The city of Hiroshima spread across half a dozen islands in the delta of the Ota River. Much of the population had fled to the countryside, leaving about three hundred thousand people in town. The aiming point for Little Boy was the Aioi Bridge, far from the industrial plants on the other islands. The bridge lay in the heart of the city, near the headquarters of the Second Army, amid a residential and commercial district. The bomb was dropped from the Enola Gay at about 8:16 A.M., fell for about forty-four seconds, and detonated at an altitude of roughly 1,900 feet.

At ground zero, directly beneath the airburst, the temperature reached perhaps 10,000 degrees Fahrenheit. Everyone on the bridge was incinerated, and hundreds of fires were ignited. The blast wave flattened buildings, a firestorm engulfed the city, and a mushroom cloud rose almost ten miles into the sky. From the plane, Hiroshima looked like a roiling, bubbling sea of black smoke and fire. A small amount of fissile material was responsible for the devastation; 98.62 percent of the uranium in Little Boy was blown apart before it could become supercritical. Only 1.38 percent actually fissioned, and most of that uranium was transformed into dozens of lighter elements. About eighty thousand people were killed in Hiroshima and more than two thirds of the buildings were destroyed because 0.7 gram of uranium-235 was turned into pure energy. A dollar bill weighs more than that.

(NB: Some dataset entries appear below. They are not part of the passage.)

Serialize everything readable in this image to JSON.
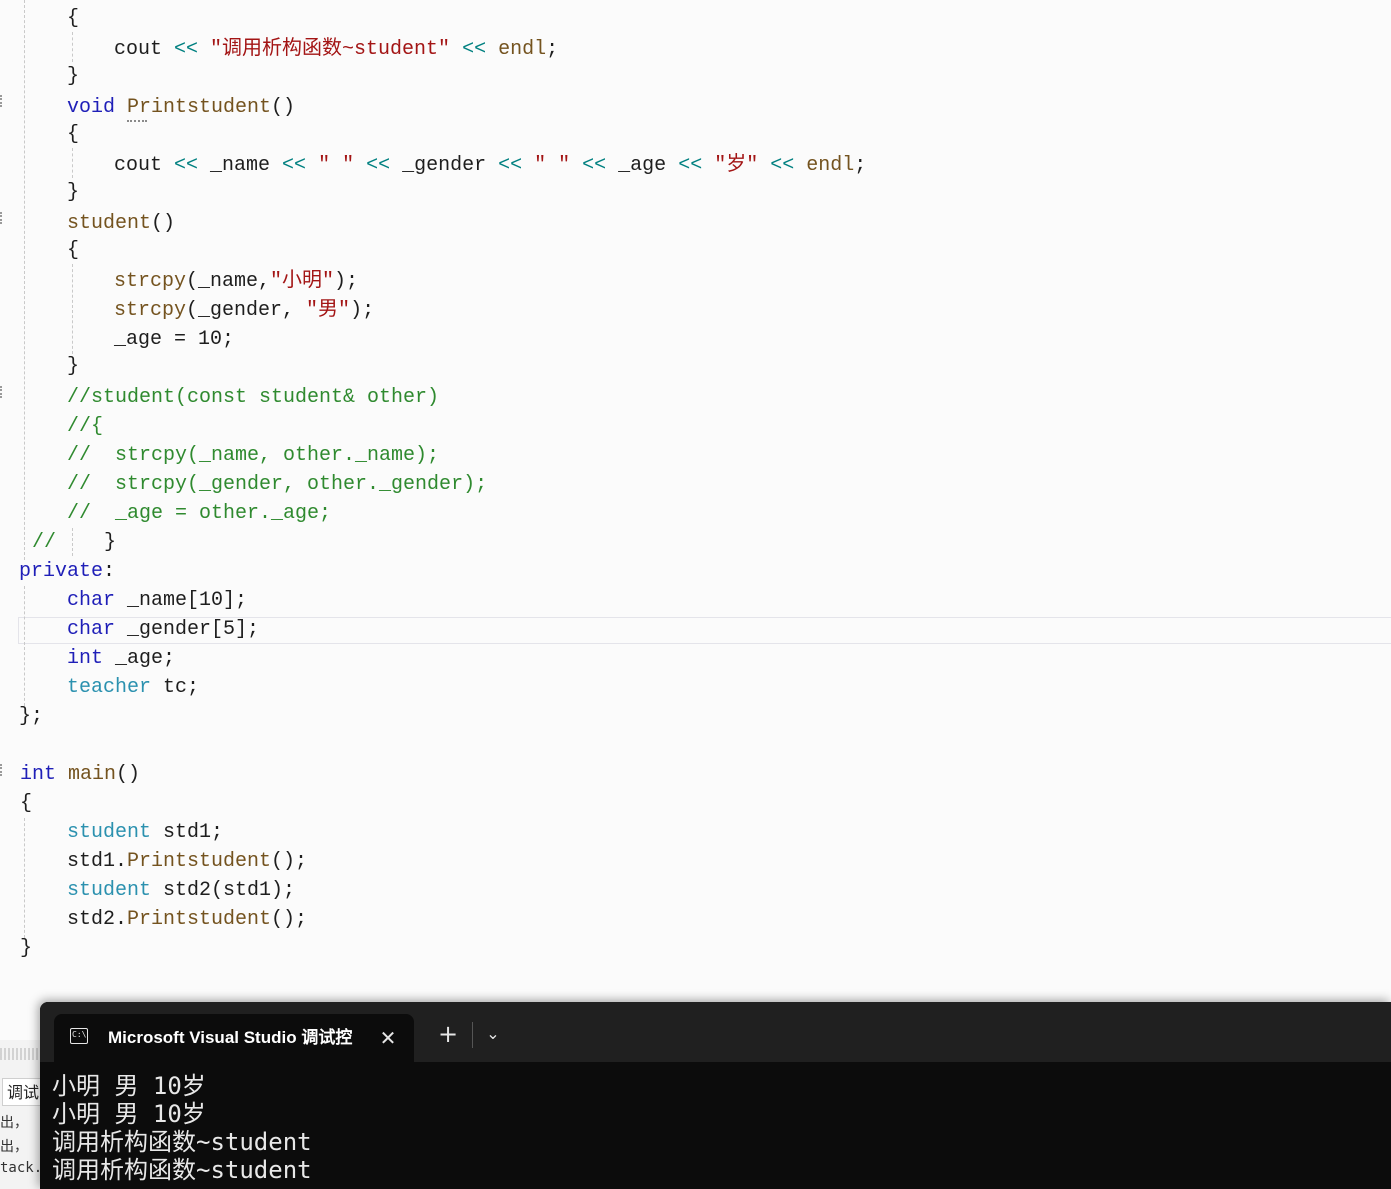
{
  "editor": {
    "lines": [
      [
        [
          "tx",
          "{"
        ]
      ],
      [
        [
          "tx",
          "cout "
        ],
        [
          "op",
          "<<"
        ],
        [
          "str",
          " \"调用析构函数~student\" "
        ],
        [
          "op",
          "<<"
        ],
        [
          "fn",
          " endl"
        ],
        [
          "tx",
          ";"
        ]
      ],
      [
        [
          "tx",
          "}"
        ]
      ],
      [
        [
          "kw",
          "void "
        ],
        [
          "fn",
          "Printstudent"
        ],
        [
          "tx",
          "()"
        ]
      ],
      [
        [
          "tx",
          "{"
        ]
      ],
      [
        [
          "tx",
          "cout "
        ],
        [
          "op",
          "<<"
        ],
        [
          "tx",
          " _name "
        ],
        [
          "op",
          "<<"
        ],
        [
          "str",
          " \" \" "
        ],
        [
          "op",
          "<<"
        ],
        [
          "tx",
          " _gender "
        ],
        [
          "op",
          "<<"
        ],
        [
          "str",
          " \" \" "
        ],
        [
          "op",
          "<<"
        ],
        [
          "tx",
          " _age "
        ],
        [
          "op",
          "<<"
        ],
        [
          "str",
          " \"岁\" "
        ],
        [
          "op",
          "<<"
        ],
        [
          "fn",
          " endl"
        ],
        [
          "tx",
          ";"
        ]
      ],
      [
        [
          "tx",
          "}"
        ]
      ],
      [
        [
          "fn",
          "student"
        ],
        [
          "tx",
          "()"
        ]
      ],
      [
        [
          "tx",
          "{"
        ]
      ],
      [
        [
          "fn",
          "strcpy"
        ],
        [
          "tx",
          "(_name,"
        ],
        [
          "str",
          "\"小明\""
        ],
        [
          "tx",
          ");"
        ]
      ],
      [
        [
          "fn",
          "strcpy"
        ],
        [
          "tx",
          "(_gender, "
        ],
        [
          "str",
          "\"男\""
        ],
        [
          "tx",
          ");"
        ]
      ],
      [
        [
          "tx",
          "_age = 10;"
        ]
      ],
      [
        [
          "tx",
          "}"
        ]
      ],
      [
        [
          "cm",
          "//student(const student& other)"
        ]
      ],
      [
        [
          "cm",
          "//{"
        ]
      ],
      [
        [
          "cm",
          "//  strcpy(_name, other._name);"
        ]
      ],
      [
        [
          "cm",
          "//  strcpy(_gender, other._gender);"
        ]
      ],
      [
        [
          "cm",
          "//  _age = other._age;"
        ]
      ],
      [
        [
          "cm",
          "//"
        ],
        [
          "tx",
          "    }"
        ]
      ],
      [
        [
          "kw",
          "private"
        ],
        [
          "tx",
          ":"
        ]
      ],
      [
        [
          "kw",
          "char "
        ],
        [
          "tx",
          "_name[10];"
        ]
      ],
      [
        [
          "kw",
          "char "
        ],
        [
          "tx",
          "_gender[5];"
        ]
      ],
      [
        [
          "kw",
          "int "
        ],
        [
          "tx",
          "_age;"
        ]
      ],
      [
        [
          "ty",
          "teacher "
        ],
        [
          "tx",
          "tc;"
        ]
      ],
      [
        [
          "tx",
          "};"
        ]
      ],
      [
        [
          "tx",
          ""
        ]
      ],
      [
        [
          "kw",
          "int "
        ],
        [
          "fn",
          "main"
        ],
        [
          "tx",
          "()"
        ]
      ],
      [
        [
          "tx",
          "{"
        ]
      ],
      [
        [
          "ty",
          "student "
        ],
        [
          "tx",
          "std1;"
        ]
      ],
      [
        [
          "tx",
          "std1."
        ],
        [
          "fn",
          "Printstudent"
        ],
        [
          "tx",
          "();"
        ]
      ],
      [
        [
          "ty",
          "student "
        ],
        [
          "tx",
          "std2(std1);"
        ]
      ],
      [
        [
          "tx",
          "std2."
        ],
        [
          "fn",
          "Printstudent"
        ],
        [
          "tx",
          "();"
        ]
      ],
      [
        [
          "tx",
          "}"
        ]
      ]
    ]
  },
  "background_panel": {
    "tab_label": "调试",
    "lines": [
      "出，",
      "出，",
      "tack."
    ]
  },
  "terminal": {
    "tab_title": "Microsoft Visual Studio 调试控",
    "close_glyph": "✕",
    "new_tab_glyph": "+",
    "dropdown_glyph": "⌄",
    "output": [
      "小明 男 10岁",
      "小明 男 10岁",
      "调用析构函数~student",
      "调用析构函数~student"
    ]
  }
}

The Trinity test had been kept secret, the bright flash in the desert dismissed by the War Department as an explosion at an ammunition dump. But the need for secrecy had passed, and publicity about the new weapon would send a clear message about America’s military strength not only to Japan but also to the Soviet Union. On August 6, President Truman announced that an atomic bomb, harnessing “the basic power of the universe,” had just destroyed Hiroshima. “We are now prepared to obliterate more rapidly and completely every productive enterprise the Japanese have above ground in any city,” Truman warned. “If they do not now accept our terms they may expect a rain of ruin from the air, the like of which has never been seen on this earth.” But the Japanese government still would not agree to an unconditional surrender, insisting that the emperor be allowed to remain on his throne. The day after Hiroshima’s destruction, the governor of the local prefecture encouraged survivors to find “an aroused fighting spirit to exterminate the devilish Americans.”

Meanwhile, another atomic bomb, nicknamed “Fat Man,” was being assembled at a special building on Tinian. The floor of the building had been coated with rubber and lined with copper wire to minimize the chance that static electricity would cause a spark. The bomb was a Mark 3 implosion device, and putting it together presented more of a challenge than the assembly of Little Boy. Captain Parsons compared the effort to “rebuilding an airplane in the field.” Fat Man was scheduled for delivery on August 11, with the city of Kokura as its target. The prospect of bad weather moved the date forward to the ninth.